Mittwoch, 20. März 2019, Redaktionsschluss: 18.16 Uhr

1. Sexualisierte Gewalt im Sport
2. Lob für Zuwachs bei humanitärer Hilfe


1. Sexualisierte Gewalt im Sport

Sport/Ausschuss

Berlin: (hib/HAU) Eine "Risikosportart", bei der sich Fälle sexualisierter Gewalt im Sport - insbesondere gegenüber Kindern und Jugendlichen - häufen, gibt es nach Expertenangaben nicht.

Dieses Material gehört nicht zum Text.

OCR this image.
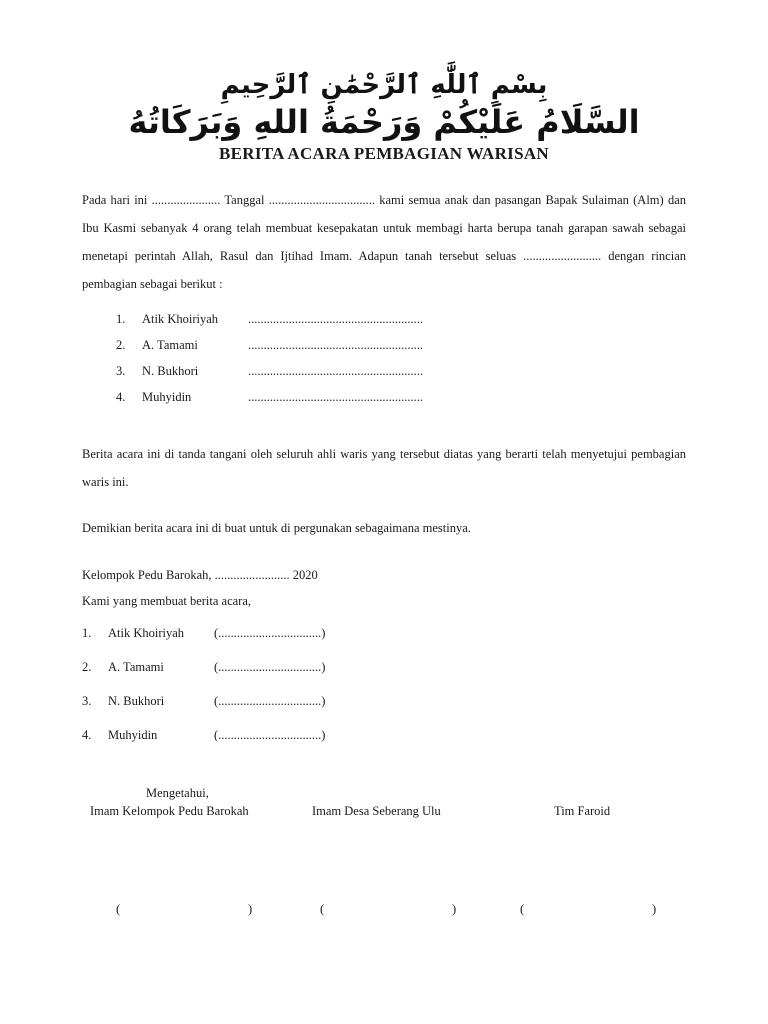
بِسْمِ ٱللَّٰهِ ٱلرَّحْمَٰنِ ٱلرَّحِيمِ
السَّلَامُ عَلَيْكُمْ وَرَحْمَةُ اللهِ وَبَرَكَاتُهُ
BERITA ACARA PEMBAGIAN WARISAN
Pada hari ini ...................... Tanggal .................................. kami semua anak dan pasangan Bapak Sulaiman (Alm) dan Ibu Kasmi sebanyak 4 orang telah membuat kesepakatan untuk membagi harta berupa tanah garapan sawah sebagai menetapi perintah Allah, Rasul dan Ijtihad Imam. Adapun tanah tersebut seluas ......................... dengan rincian pembagian sebagai berikut :
1.	Atik Khoiriyah ........................................................
2.	A. Tamami	........................................................
3.	N. Bukhori	........................................................
4.	Muhyidin	........................................................
Berita acara ini di tanda tangani oleh seluruh ahli waris yang tersebut diatas yang berarti telah menyetujui pembagian waris ini.
Demikian berita acara ini di buat untuk di pergunakan sebagaimana mestinya.
Kelompok Pedu Barokah, ........................ 2020
Kami yang membuat berita acara,
1. Atik Khoiriyah (.................................)
2. A. Tamami	(.................................)
3. N. Bukhori	(.................................)
4. Muhyidin	(.................................)
Mengetahui,
Imam Kelompok Pedu Barokah	Imam Desa Seberang Ulu	Tim Faroid
(	)	(	)	(	)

Sowohl Vertreter des Deutschen Olympischen Sportbundes (DOSB) als auch der Deutschen Sportjugend (DSJ) machten ebenso wie der von der Bundesregierung berufene Unabhängige Beauftragte für Fragen des sexuellen Kindesmissbrauchs, Johannes-Wilhelm Rörig, während der Sitzung des Sportausschusses am Mittwoch deutlich, das sich die Problematik durch alle Sportarten ziehe.

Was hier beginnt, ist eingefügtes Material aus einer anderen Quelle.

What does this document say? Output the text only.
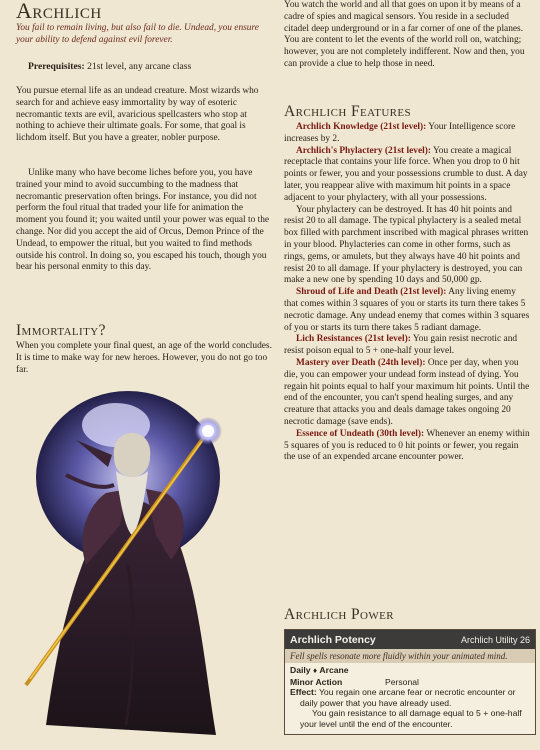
Archlich

You fail to remain living, but also fail to die. Undead, you ensure your ability to defend against evil forever.

Prerequisites: 21st level, any arcane class

You pursue eternal life as an undead creature. Most wizards who search for and achieve easy immortality by way of esoteric necromantic texts are evil, avaricious spellcasters who stop at nothing to achieve their ultimate goals. For some, that goal is lichdom itself. But you have a greater, nobler purpose.

Unlike many who have become liches before you, you have trained your mind to avoid succumbing to the madness that necromantic preservation often brings. For instance, you did not perform the foul ritual that traded your life for animation the moment you found it; you waited until your power was equal to the change. Nor did you accept the aid of Orcus, Demon Prince of the Undead, to empower the ritual, but you waited to find methods outside his control. In doing so, you escaped his touch, though you bear his personal enmity to this day.

Immortality?

When you complete your final quest, an age of the world concludes. It is time to make way for new heroes. However, you do not go too far.

You watch the world and all that goes on upon it by means of a cadre of spies and magical sensors. You reside in a secluded citadel deep underground or in a far corner of one of the planes. You are content to let the events of the world roll on, watching; however, you are not completely indifferent. Now and then, you can provide a clue to help those in need.

Archlich Features

Archlich Knowledge (21st level): Your Intelligence score increases by 2.

Archlich's Phylactery (21st level): You create a magical receptacle that contains your life force. When you drop to 0 hit points or fewer, you and your possessions crumble to dust. A day later, you reappear alive with maximum hit points in a space adjacent to your phylactery, with all your possessions.

Your phylactery can be destroyed. It has 40 hit points and resist 20 to all damage. The typical phylactery is a sealed metal box filled with parchment inscribed with magical phrases written in your blood. Phylacteries can come in other forms, such as rings, gems, or amulets, but they always have 40 hit points and resist 20 to all damage. If your phylactery is destroyed, you can make a new one by spending 10 days and 50,000 gp.

Shroud of Life and Death (21st level): Any living enemy that comes within 3 squares of you or starts its turn there takes 5 necrotic damage. Any undead enemy that comes within 3 squares of you or starts its turn there takes 5 radiant damage.

Lich Resistances (21st level): You gain resist necrotic and resist poison equal to 5 + one-half your level.

Mastery over Death (24th level): Once per day, when you die, you can empower your undead form instead of dying. You regain hit points equal to half your maximum hit points. Until the end of the encounter, you can't spend healing surges, and any creature that attacks you and deals damage takes ongoing 20 necrotic damage (save ends).

Essence of Undeath (30th level): Whenever an enemy within 5 squares of you is reduced to 0 hit points or fewer, you regain the use of an expended arcane encounter power.

Archlich Power
Archlich Potency	Archlich Utility 26
Fell spells resonate more fluidly within your animated mind.
Daily ♦ Arcane
Minor Action	Personal
Effect: You regain one arcane fear or necrotic encounter or daily power that you have already used.
You gain resistance to all damage equal to 5 + one-half your level until the end of the encounter.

Rörig sagte vor den Abgeordneten, er könne bedauerlicherweise nicht über große Fortschritte im Kampf gegen sexuelle Gewalt im Breiten- und Spitzensport berichten. Die Ergebnisse der "Safe Sport Studie" seien beunruhigend. Danach hat jeder dritte deutsche Spitzenathlet als Kind oder Jugendlicher schon eine Form der sexualisierten Gewalt selbst erfahren. Noch sei dem organisierten Sport in Deutschland ein großer Missbrauchsskandal erspart geblieben, wie es ihn etwa im englischen Nachwuchsfußball oder im Turnbereich der USA gegeben habe, sagte Rörig. Davon auszugehen, dass die hierzulande bekannt gewordenen Fälle jedoch nur Einzelfälle seien, wäre aber falsch, sagte er.

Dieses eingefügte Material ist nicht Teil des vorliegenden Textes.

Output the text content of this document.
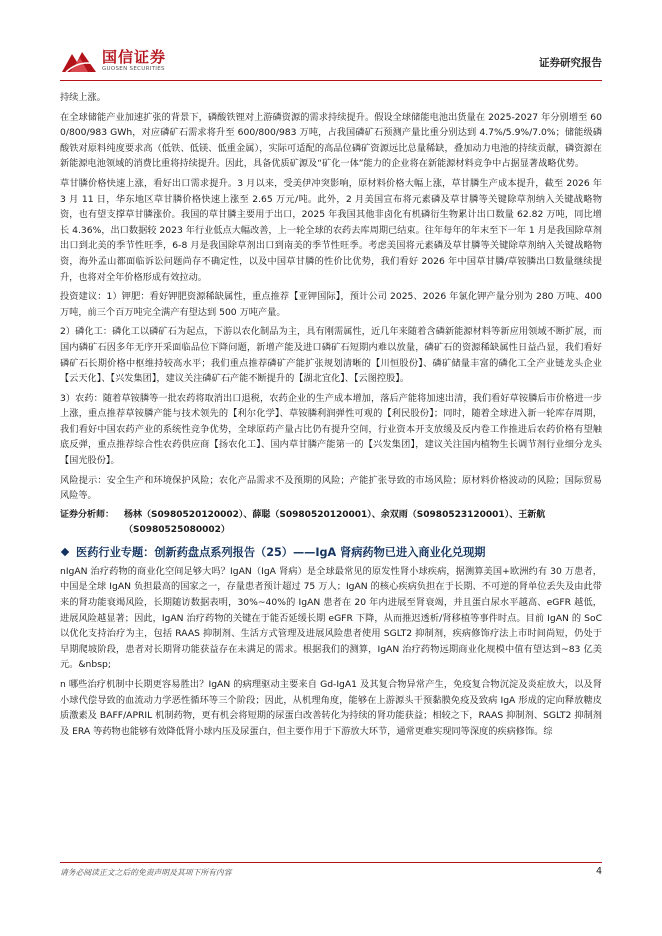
国信证券
GUOSEN SECURITIES	证券研究报告

持续上涨。

在全球储能产业加速扩张的背景下，磷酸铁锂对上游磷资源的需求持续提升。假设全球储能电池出货量在 2025-2027 年分别增至 600/800/983 GWh，对应磷矿石需求将升至 600/800/983 万吨，占我国磷矿石预测产量比重分别达到 4.7%/5.9%/7.0%；储能级磷酸铁对原料纯度要求高（低铁、低镁、低重金属），实际可适配的高品位磷矿资源远比总量稀缺，叠加动力电池的持续贡献，磷资源在新能源电池领域的消费比重将持续提升。因此，具备优质矿源及“矿化一体”能力的企业将在新能源材料竞争中占据显著战略优势。

草甘膦价格快速上涨，看好出口需求提升。3 月以来，受美伊冲突影响，原材料价格大幅上涨，草甘膦生产成本提升，截至 2026 年 3 月 11 日，华东地区草甘膦价格快速上涨至 2.65 万元/吨。此外，2 月美国宣布将元素磷及草甘膦等关键除草剂纳入关键战略物资，也有望支撑草甘膦涨价。我国的草甘膦主要用于出口，2025 年我国其他非卤化有机磷衍生物累计出口数量 62.82 万吨，同比增长 4.36%，出口数据较 2023 年行业低点大幅改善，上一轮全球的农药去库周期已结束。往年每年的年末至下一年 1 月是我国除草剂出口到北美的季节性旺季，6-8 月是我国除草剂出口到南美的季节性旺季。考虑美国将元素磷及草甘膦等关键除草剂纳入关键战略物资，海外孟山都面临诉讼问题尚存不确定性，以及中国草甘膦的性价比优势，我们看好 2026 年中国草甘膦/草铵膦出口数量继续提升，也将对全年价格形成有效拉动。

投资建议：1）钾肥：看好钾肥资源稀缺属性，重点推荐【亚钾国际】，预计公司 2025、2026 年氯化钾产量分别为 280 万吨、400 万吨，前三个百万吨完全满产有望达到 500 万吨产量。

2）磷化工：磷化工以磷矿石为起点，下游以农化制品为主，具有刚需属性，近几年来随着含磷新能源材料等新应用领域不断扩展，而国内磷矿石因多年无序开采面临品位下降问题，新增产能及进口磷矿石短期内难以放量，磷矿石的资源稀缺属性日益凸显，我们看好磷矿石长期价格中枢维持较高水平；我们重点推荐磷矿产能扩张规划清晰的【川恒股份】、磷矿储量丰富的磷化工全产业链龙头企业【云天化】、【兴发集团】，建议关注磷矿石产能不断提升的【湖北宜化】、【云图控股】。

3）农药：随着草铵膦等一批农药将取消出口退税，农药企业的生产成本增加，落后产能将加速出清，我们看好草铵膦后市价格进一步上涨，重点推荐草铵膦产能与技术领先的【利尔化学】、草铵膦利润弹性可观的【利民股份】；同时，随着全球进入新一轮库存周期，我们看好中国农药产业的系统性竞争优势，全球原药产量占比仍有提升空间，行业资本开支放缓及反内卷工作推进后农药价格有望触底反弹，重点推荐综合性农药供应商【扬农化工】、国内草甘膦产能第一的【兴发集团】，建议关注国内植物生长调节剂行业细分龙头【国光股份】。

风险提示：安全生产和环境保护风险；农化产品需求不及预期的风险；产能扩张导致的市场风险；原材料价格波动的风险；国际贸易风险等。

证券分析师：	杨林（S0980520120002）、薛聪（S0980520120001）、余双雨（S0980523120001）、王新航（S0980525080002）
医药行业专题：创新药盘点系列报告（25）——IgA 肾病药物已进入商业化兑现期

nIgAN 治疗药物的商业化空间足够大吗？IgAN（IgA 肾病）是全球最常见的原发性肾小球疾病，据测算美国+欧洲约有 30 万患者，中国是全球 IgAN 负担最高的国家之一，存量患者预计超过 75 万人；IgAN 的核心疾病负担在于长期、不可逆的肾单位丢失及由此带来的肾功能衰竭风险，长期随访数据表明，30%~40%的 IgAN 患者在 20 年内进展至肾衰竭，并且蛋白尿水平越高、eGFR 越低，进展风险越显著；因此，IgAN 治疗药物的关键在于能否延缓长期 eGFR 下降，从而推迟透析/肾移植等事件时点。目前 IgAN 的 SoC 以优化支持治疗为主，包括 RAAS 抑制剂、生活方式管理及进展风险患者使用 SGLT2 抑制剂，疾病修饰疗法上市时间尚短，仍处于早期爬坡阶段，患者对长期肾功能获益存在未满足的需求。根据我们的测算，IgAN 治疗药物远期商业化规模中值有望达到~83 亿美元。&nbsp;

n 哪些治疗机制中长期更容易胜出？IgAN 的病理驱动主要来自 Gd-IgA1 及其复合物异常产生，免疫复合物沉淀及炎症放大，以及肾小球代偿导致的血流动力学恶性循环等三个阶段；因此，从机理角度，能够在上游源头干预黏膜免疫及致病 IgA 形成的定向释放糖皮质激素及 BAFF/APRIL 机制药物，更有机会将短期的尿蛋白改善转化为持续的肾功能获益；相较之下，RAAS 抑制剂、SGLT2 抑制剂及 ERA 等药物也能够有效降低肾小球内压及尿蛋白，但主要作用于下游放大环节，通常更难实现同等深度的疾病修饰。综

请务必阅读正文之后的免责声明及其项下所有内容	4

Über die Kooperation mit dem DOSB und der DSJ versuche er mehr Dynamik zu erreichen, um Schutzkonzepte im Sport zur Anwendung zu bringen, sagte der Missbrauchsbeauftragte. Das sei leider bisher noch nicht umfänglich gelungen. "Nur" 50 Prozent der Sportvereine hätten Schutzkonzepte zur Anwendung gebracht, sagte Rörig. Auch sei die Leistungs- und Spitzensportförderung leider noch nicht an feste Regeln zur Prävention geknüpft worden. Rörig bedauerte es, mit den Spitzensportverbänden noch nicht richtig in das Gespräche gekommen zu sein.

Viele Vereine seien in Sachen Prävention noch nicht so weit, wie sich der DOSB das wünsche, räumte Petra Tzschoppe, für Frauen und Gleichstellung zuständige DOSB-Vizepräsidentin, ein. Es gehe darum, eine Kultur des Hinsehens zu etablieren, die zugleich auch eine Kultur des Respektes und der Wertschätzung sein müsse. Prinzipien wie Toleranz und Chancengleichheit seien wichtig, weil sie verhindern könnten, Machtpositionen auszunutzen, sagte Tzschoppe.

"Schon" 50 Prozent der Vereine widmeten sich der Problematik, machte der DSJ-Vorsitzende Jan Holze deutlich. Einer Problematik, die noch vor wenigen Jahren nicht erkannt worden sei. Es sei gelungen, das Thema aus der Tabuzone zu holen, sagte Holze. Gleichwohl gebe es weiteres Potenzial.

Elena Lamby, Referentin für die Prävention sexualisierter Gewalt im Sport bei der DSJ, sagte, der Sport sei gezwungen, sich beim Umgang mit der Problematik selbst zu helfen, weil es keine Hilfe von anderen Stellen gebe. Die Jugendämter, so Lamby, hätten zu viel auf dem Tisch, Fachberatungsstellen seien nicht flächendeckend ausgebaut.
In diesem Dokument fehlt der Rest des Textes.